Private television station M6 last week broadcast a story based on footage recorded with a hidden camera allegedly from an underground restaurant in an upscale district of Paris where neither staff nor diners wore masks.
Participants were able to taste caviar and champagne during the event at a price of 220 euros ($ 260) per person.
All restaurants and cafes have been closed in France for eating there in the past five months. The country started a new limited national lockdown this week to deal with the surge in Covid-19 infections.
One of the organizers of the dinner broadcast by M6, businessman and collector Pierre-Jean Chalencon, was briefly arrested on Friday by the police alongside chef Christophe Leroy.

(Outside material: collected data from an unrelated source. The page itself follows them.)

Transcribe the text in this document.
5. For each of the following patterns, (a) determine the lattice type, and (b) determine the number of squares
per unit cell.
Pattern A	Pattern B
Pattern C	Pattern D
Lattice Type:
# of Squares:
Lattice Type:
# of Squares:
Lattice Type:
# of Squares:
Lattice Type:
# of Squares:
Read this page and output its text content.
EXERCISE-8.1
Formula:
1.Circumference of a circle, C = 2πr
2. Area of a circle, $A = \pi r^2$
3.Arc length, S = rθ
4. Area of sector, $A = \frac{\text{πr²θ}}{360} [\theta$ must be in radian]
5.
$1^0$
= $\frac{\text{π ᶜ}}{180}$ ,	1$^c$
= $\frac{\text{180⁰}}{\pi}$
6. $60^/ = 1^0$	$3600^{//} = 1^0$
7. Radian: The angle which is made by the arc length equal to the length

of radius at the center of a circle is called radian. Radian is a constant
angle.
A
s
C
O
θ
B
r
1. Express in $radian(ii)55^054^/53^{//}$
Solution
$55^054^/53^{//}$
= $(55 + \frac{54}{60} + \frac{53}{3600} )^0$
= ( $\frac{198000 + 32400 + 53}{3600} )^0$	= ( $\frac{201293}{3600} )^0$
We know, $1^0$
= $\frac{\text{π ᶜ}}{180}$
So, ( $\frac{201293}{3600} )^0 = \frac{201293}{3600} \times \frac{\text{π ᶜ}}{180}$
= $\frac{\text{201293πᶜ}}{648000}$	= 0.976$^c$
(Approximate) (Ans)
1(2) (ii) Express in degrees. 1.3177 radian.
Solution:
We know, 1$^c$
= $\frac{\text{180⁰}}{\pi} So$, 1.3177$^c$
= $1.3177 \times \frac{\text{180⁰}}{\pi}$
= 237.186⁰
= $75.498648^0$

Chalencon had claimed to have organized several dinners in his luxurious room at the Palais Vivienne, in central Paris, in the presence of ministers.
“At this stage of the investigation, there is no evidence that any member of the government attended the dinners under investigation,” prosecutors said after questioning him.
Former Interior Minister Brice Hortefeux told AFP he attended a “professional lunch” with a journalist at the end of last month, hosted by Leroy.
But he said he was told it was completely legal as it was in a private, isolated apartment rather than a restaurant.
“There were less than six of us, no rules were broken,” said Hortefeux, adding that “it was very worrying” to be linked to the illegal dinners for which Leroy is facing legal questions.